Jordan, which closely follows regional heavyweight Saudi Arabia on most foreign policy issues, wants to raise its international profile and win more recognition of its role in accommodating Syrian refugees, the officials said.
Its bid follows Saudi Arabia’s surprise move last month to decline a coveted seat on the 15-member Security Council over the United Nations’ failure to halt Syria’s civil war, to resolve the Israeli-Palestinian dispute and stop nuclear proliferation in the region.
Officials made clear Jordan’s bid had the blessing of Saudi Arabia, its biggest financial backer, and of the United States.

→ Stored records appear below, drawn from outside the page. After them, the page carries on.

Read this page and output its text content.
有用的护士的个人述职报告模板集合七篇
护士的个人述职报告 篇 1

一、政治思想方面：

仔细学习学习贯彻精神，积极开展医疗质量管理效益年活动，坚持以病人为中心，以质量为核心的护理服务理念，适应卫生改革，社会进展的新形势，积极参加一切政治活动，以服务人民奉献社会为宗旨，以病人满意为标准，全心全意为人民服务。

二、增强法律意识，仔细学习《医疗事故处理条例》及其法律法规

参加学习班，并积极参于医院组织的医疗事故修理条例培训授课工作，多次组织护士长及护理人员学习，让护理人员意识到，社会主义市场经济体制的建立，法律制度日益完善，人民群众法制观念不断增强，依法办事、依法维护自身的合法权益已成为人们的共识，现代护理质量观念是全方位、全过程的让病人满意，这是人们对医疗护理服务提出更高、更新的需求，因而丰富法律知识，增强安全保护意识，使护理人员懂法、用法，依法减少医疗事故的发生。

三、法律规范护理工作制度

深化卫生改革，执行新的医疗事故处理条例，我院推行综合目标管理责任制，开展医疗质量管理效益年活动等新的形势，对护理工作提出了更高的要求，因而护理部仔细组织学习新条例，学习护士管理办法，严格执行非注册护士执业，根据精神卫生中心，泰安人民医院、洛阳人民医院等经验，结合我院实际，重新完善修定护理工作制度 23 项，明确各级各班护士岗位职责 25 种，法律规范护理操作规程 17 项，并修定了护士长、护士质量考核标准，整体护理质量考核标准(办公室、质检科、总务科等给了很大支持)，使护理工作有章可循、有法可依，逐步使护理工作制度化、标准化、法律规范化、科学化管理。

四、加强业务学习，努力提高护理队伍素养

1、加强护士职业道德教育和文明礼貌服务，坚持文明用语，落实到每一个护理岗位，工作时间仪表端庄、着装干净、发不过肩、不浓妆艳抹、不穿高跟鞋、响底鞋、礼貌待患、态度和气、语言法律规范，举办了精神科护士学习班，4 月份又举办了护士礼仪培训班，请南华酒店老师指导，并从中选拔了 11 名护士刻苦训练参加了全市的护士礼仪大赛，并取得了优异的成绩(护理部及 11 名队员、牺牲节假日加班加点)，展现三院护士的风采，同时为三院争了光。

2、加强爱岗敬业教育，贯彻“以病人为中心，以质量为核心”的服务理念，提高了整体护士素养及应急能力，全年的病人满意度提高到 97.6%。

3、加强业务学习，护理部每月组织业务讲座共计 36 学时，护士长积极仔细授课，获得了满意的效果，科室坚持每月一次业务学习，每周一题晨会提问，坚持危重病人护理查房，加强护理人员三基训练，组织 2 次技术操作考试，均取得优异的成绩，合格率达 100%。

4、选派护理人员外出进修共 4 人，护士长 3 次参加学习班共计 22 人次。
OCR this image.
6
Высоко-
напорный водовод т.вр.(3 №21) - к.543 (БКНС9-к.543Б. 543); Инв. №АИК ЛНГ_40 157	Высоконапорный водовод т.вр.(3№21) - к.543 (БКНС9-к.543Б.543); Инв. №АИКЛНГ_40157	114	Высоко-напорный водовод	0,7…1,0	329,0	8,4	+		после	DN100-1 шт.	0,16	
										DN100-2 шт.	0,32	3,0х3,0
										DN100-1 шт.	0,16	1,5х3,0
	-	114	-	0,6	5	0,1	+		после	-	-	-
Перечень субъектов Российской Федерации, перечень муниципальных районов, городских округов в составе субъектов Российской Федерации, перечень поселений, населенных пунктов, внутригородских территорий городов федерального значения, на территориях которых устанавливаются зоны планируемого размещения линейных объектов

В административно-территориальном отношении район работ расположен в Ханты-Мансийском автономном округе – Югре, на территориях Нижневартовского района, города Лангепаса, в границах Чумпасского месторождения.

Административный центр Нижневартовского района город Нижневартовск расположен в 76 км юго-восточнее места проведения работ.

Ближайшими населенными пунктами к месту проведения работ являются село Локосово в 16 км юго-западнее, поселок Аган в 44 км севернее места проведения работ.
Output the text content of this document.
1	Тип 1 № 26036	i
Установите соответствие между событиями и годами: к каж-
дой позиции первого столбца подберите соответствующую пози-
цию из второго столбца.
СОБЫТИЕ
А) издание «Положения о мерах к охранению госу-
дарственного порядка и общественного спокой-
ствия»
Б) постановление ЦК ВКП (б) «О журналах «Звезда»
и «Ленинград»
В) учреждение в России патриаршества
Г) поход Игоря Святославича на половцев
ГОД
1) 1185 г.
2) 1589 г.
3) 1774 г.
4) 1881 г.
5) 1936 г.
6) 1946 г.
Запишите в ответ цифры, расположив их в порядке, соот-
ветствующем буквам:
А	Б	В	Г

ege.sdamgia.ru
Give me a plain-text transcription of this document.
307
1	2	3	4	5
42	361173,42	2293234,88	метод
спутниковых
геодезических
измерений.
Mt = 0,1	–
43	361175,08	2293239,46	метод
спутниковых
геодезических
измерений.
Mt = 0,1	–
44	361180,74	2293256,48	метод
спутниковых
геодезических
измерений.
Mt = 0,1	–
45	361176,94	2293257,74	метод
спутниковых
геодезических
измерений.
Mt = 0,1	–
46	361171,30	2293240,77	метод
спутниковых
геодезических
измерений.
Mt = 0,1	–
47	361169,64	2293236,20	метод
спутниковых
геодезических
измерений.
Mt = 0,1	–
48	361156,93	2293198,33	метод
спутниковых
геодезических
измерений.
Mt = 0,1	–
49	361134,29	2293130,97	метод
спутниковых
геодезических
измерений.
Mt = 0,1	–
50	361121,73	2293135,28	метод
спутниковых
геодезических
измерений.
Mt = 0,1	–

“Jordan’s decision comes after consultations between King Abdullah II and his brothers in Saudi Arabia, as well as a number of (other) Arab leaders and other world leaders,” the state news agency quoted Jordan’s Foreign Minister Nasser Joudeh as saying.
Jordan still needs the support of a two-thirds majority in the U.N. General Assembly to win one of the Security Council’s 10 rotating two-year seats. The United States, Russia, China, France and Britain hold the other five, permanent seats.
Diplomats said it appeared Jordan had agreed, after some hesitation, to replace Saudi Arabia on the Security Council after it dropped out of a race against Riyadh for a seat on the U.N. Human Rights Council. Saudi Arabia won a three-year seat on that council last week despite concerns over its rights record.
“The Security Council seat is a prominent international position that will enable Jordan to become an influential player in international decision-making and is an indication of the world’s respect for its moderate policies,” Information Minister Mohammed al-Momani told Reuters.
Jordan is now home to more than 600,000 refugees from the 2-1/2 year civil war in neighboring Syria, according to U.N. estimates, though Amman puts the figure as high as one million.
The refugees are posing a huge strain on the kingdom’s creaking infrastructure and limited resources.
Jordan, which if elected will take up its seat from January 1, is expected to follow closely the Saudi line on Syria and other regional crises, diplomats say.
Saudi Arabia has warned it may pivot away from the United States in part over what it sees as Washington’s failure to take action against Syrian President Bashar al-Assad in the civil war and its policies towards Iran, Riyadh’s arch regional rival.
Syrian ally Russia, backed by China, has vetoed three Security Council resolutions since 2011 that would have condemned Assad’s government and threatened it with sanctions.